The museum is home to 30 classic cars with Ypsilanti history, including #92, the Fabulous 1952 Hudson Hornet, my all time favorite classic, which also appeared in Pixar’s Cars, as Doc Hudson (Paul Newman). The Hornet luxury car line was introduced in 1951, and in 1952, the Hornet would go on to win 27 of 34 NASCAR races.
The building was also an original Hudson Sales and Service dealership, opened in 1927 by Carl Miller, and became the Ypsilanti Automotive Heritage Museum in 1995, owned by Jack Miller, whom we got the chance to meet and talk to today. It’s a great place to spend a few hours on a weekend day, browsing the artifacts collected over the years, some of them original records dating back to it’s opening. My favorite is the shop area, where several cars sit with their hoods popped open, amidst tables of tools, awaiting more work, the shop smell of motor oil and ancient signs hanging from the wood rafters taking you back years. In addition to Hudson’s, there was a Tucker, Kaiser-Frazers, Corvairs, a Nova, and a Rolls Royce, amongst others. Admission is $5, and so worth it.

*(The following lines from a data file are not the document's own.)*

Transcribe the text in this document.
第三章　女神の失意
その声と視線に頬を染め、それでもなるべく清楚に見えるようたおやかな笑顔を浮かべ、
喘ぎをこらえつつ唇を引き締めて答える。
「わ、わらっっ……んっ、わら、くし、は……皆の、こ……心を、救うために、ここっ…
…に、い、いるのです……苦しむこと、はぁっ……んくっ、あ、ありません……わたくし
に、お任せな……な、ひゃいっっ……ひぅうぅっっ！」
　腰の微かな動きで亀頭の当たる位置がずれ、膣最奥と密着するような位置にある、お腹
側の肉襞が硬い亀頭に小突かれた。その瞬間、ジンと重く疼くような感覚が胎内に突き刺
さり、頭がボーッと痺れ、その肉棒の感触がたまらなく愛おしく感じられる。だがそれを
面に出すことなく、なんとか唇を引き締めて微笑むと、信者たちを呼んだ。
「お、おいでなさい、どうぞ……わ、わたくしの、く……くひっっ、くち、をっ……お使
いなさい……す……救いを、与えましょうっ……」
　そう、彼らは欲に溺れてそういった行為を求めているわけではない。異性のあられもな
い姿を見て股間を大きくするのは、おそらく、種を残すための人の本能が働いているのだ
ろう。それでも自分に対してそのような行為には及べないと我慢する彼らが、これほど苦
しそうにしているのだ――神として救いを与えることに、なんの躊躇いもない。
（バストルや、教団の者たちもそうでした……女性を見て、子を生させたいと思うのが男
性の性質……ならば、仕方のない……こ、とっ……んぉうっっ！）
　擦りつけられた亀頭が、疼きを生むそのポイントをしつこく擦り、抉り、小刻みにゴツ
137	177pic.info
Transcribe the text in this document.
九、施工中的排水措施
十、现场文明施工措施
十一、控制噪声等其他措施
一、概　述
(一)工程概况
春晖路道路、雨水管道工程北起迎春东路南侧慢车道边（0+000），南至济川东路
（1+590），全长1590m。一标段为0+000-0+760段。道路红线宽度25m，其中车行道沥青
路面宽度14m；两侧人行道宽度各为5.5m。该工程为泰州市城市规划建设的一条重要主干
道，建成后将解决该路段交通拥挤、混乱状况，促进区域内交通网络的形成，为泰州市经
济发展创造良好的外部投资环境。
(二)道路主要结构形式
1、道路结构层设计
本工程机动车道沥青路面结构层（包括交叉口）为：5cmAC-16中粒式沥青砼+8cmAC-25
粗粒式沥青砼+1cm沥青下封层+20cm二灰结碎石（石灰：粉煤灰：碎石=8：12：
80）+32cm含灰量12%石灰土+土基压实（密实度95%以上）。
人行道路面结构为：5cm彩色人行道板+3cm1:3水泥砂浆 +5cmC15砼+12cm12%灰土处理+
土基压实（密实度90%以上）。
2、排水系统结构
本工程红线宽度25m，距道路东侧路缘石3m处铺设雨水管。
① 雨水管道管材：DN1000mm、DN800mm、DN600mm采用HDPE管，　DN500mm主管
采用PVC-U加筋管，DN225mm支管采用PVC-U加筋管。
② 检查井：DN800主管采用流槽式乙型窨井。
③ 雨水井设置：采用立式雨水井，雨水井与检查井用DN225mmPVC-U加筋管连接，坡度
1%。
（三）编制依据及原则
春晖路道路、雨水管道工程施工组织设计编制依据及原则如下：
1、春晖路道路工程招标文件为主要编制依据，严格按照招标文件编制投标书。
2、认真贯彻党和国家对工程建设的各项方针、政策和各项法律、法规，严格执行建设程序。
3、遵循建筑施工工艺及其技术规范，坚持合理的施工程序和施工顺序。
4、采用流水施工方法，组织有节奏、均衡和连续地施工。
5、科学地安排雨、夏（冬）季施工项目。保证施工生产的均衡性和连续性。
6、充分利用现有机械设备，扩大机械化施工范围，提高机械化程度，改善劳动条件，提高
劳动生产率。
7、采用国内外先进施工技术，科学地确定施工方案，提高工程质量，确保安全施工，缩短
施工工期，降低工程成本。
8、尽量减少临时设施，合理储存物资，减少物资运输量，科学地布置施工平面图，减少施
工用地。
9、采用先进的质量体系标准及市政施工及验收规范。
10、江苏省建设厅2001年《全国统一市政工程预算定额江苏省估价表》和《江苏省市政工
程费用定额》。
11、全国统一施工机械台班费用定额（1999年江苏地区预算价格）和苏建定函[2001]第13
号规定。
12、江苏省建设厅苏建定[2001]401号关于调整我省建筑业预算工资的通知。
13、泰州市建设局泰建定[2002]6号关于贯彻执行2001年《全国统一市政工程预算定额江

We spent several hours wandering around the museum, taking photos and going through all the history: old uniforms, keychains, brochures, you name it. Finishing up, we then crossed the street and had lunch at the Sidetrack Bar and Grill, known for their fried pickles. The place was jammed, as it usually is, and we shouldered our way to a table. As we sat and talked, both an Amtrak and also later a freight train whizzed by outside our window, shaking the entire building.

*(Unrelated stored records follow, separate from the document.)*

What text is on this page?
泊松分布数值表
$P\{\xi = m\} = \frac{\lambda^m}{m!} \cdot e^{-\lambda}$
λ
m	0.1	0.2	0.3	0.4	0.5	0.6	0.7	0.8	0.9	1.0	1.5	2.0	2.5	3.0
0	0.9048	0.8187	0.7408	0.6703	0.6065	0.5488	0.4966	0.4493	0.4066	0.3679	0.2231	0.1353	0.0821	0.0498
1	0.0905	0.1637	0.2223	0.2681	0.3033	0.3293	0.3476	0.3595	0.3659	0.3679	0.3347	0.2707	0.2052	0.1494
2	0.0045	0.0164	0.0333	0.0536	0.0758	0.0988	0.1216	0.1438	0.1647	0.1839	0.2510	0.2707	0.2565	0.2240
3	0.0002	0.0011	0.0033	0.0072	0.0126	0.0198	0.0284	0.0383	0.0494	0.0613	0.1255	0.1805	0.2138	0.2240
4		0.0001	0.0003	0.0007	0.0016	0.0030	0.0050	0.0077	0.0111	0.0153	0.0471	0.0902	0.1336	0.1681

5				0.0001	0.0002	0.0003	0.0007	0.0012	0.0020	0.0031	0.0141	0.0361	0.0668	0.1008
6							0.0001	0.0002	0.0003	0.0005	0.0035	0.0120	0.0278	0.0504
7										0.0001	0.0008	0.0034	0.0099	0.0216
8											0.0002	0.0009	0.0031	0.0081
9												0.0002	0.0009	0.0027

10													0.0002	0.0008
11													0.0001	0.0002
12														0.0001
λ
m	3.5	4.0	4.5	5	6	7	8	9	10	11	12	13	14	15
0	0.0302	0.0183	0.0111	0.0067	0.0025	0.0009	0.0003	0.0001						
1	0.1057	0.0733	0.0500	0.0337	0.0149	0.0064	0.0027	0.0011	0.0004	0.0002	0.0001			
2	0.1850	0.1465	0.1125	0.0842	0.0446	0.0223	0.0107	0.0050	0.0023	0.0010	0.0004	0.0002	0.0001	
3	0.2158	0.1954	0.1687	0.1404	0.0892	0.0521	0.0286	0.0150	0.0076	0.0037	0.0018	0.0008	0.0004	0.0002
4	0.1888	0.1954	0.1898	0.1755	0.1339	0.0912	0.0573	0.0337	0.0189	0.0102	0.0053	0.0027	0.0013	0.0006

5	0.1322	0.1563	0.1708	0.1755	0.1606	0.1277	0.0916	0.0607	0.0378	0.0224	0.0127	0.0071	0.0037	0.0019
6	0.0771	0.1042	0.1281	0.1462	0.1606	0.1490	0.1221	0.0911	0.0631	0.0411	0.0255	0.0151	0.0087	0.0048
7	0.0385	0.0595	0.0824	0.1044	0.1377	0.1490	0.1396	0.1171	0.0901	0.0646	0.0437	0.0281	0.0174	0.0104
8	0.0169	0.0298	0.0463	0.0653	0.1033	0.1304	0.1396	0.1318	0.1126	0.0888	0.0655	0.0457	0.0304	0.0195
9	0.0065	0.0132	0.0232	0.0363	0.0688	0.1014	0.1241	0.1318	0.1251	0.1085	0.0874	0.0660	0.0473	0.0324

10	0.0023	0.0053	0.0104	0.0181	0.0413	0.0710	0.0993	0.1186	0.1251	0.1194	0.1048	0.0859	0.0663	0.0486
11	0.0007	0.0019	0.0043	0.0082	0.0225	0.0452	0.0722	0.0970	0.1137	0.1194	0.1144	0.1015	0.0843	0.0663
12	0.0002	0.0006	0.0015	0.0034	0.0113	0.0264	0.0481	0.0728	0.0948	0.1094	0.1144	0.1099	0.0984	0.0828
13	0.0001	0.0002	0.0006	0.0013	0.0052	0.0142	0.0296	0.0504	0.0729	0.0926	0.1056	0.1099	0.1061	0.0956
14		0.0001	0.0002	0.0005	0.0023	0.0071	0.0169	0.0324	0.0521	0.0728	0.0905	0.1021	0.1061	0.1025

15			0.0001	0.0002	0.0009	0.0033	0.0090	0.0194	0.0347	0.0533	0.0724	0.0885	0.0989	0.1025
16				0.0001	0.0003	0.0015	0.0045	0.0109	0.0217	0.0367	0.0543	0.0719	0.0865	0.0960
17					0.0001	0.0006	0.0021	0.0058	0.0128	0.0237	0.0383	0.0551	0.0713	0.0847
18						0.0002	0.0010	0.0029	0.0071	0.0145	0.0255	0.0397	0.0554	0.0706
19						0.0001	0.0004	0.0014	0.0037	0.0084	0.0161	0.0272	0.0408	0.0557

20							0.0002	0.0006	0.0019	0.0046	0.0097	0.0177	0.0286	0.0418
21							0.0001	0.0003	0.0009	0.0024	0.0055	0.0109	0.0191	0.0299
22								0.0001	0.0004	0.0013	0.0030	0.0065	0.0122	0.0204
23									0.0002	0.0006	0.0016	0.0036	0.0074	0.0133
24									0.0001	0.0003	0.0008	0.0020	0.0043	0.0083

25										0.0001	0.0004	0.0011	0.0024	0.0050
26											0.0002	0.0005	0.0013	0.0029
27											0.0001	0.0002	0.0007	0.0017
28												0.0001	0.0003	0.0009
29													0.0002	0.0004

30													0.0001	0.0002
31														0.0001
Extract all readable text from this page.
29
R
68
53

After lunch we parted ways and made plans to meet up again, next time possibly the Henry Ford in Dearborn. It was a frigid January day, and I’m still trying to shake the chill as I write this post. It felt great to be out shooting again (it always does) and I look forward to visiting and exploring Depot Town again and all it has to offer, perhaps on our bikes, when the dandelions return.